Я и не подозревала, конечно, как бы изменилось все плавание, да и вся моя жизнь, если бы “Читрал” пошел, как планировалось, на Тасманию, чтобы забрать груз яблок. Однако в Англии бастовали докеры, и яблоки оказались ненадежным грузом. Поэтому, вместо того чтобы отправиться на Тасманию, а уже потом в Англию, “Читрал” проторчал в гавани Сиднея. Большинство пассажиров все это время были на берегу, и кают компания была почти пустой. Лишь немногие из пассажиров, такие, как я, с небольшими деньгами и не имевшие особых причин быть в городе, оставались на борту. Среди них был и молодой психолог из Новой Зеландии Рео Форчун, только что добившийся двухгодичной стипендии в Кембриджском университете за свою работу о снах. Главный стюард, заметивший, что мы наслаждаемся компанией друг друга, предложил нам стол на двоих. Мы говорили друг с другом так увлеченно, что многочисленная пестрая компания за столом только мешала бы нам. Предложение было с радостью принято. Воспитанная в мире, где обмен мыслями между мужчиной и женщиной не влек за собой автоматически романа, я не имела ни малейших представлений о том, как наше поведение будет расценено австралийскими пассажирами.

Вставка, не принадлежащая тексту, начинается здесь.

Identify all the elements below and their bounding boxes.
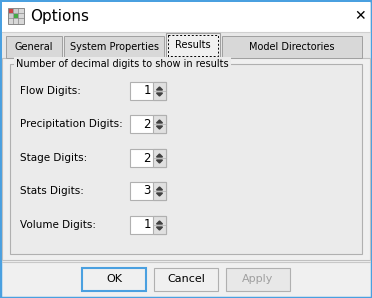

И Рео и я находились в состоянии глубокого возбуждения. Он ехал в Англию на встречу с людьми, которые будут понимать, о чем он говорит, а я, только что завершившая экспедицию, жаждала общения. Во многих отношениях очень неопытный и неискушенный, Рео отличался от всех, кого я знала до сих пор. Он никогда не видел игры профессиональных актеров, оригинала картины, написанной великим художником, не слышал музыки, исполняемой симфоническим оркестром. Но для того чтобы восполнить изоляцию, в которой новозеландцы жили до эры современных средств коммуникации, он, забираясь вглубь, с наслаждением перечитал всю английскую литературу и страстно поглощал все, что он мог найти по психоанализу. Встреча с ним была похожа на встречу с инопланетянином и вместе с тем с человеком, с которым у меня было много общего.

Рео пропитался идеями У. Риверса 28, кембриджского профессора, труды которого по физиологии, психоанализу и этнологии будоражили весь мир. Я никогда не встречалась с Риверсом. Рео, само собой разумеется, также. Но оба мы видели в нем человека, у которого мы хотели бы учиться — общая и несбыточная мечта, потому что он умер в 1922 году. Риверс интересовался эволюцией и бессознательным, его ранними корнями у предков человека. Он был зачарован Фрейдом, но относился критически к его теориям. Со свойственной ему проницательностью Рео указал в сочинении, которое принесло ему премию, что Риверс фактически переворачивает Фрейда, не меняя предпосылок — делая страх вместо либидо главной движущей силой человека.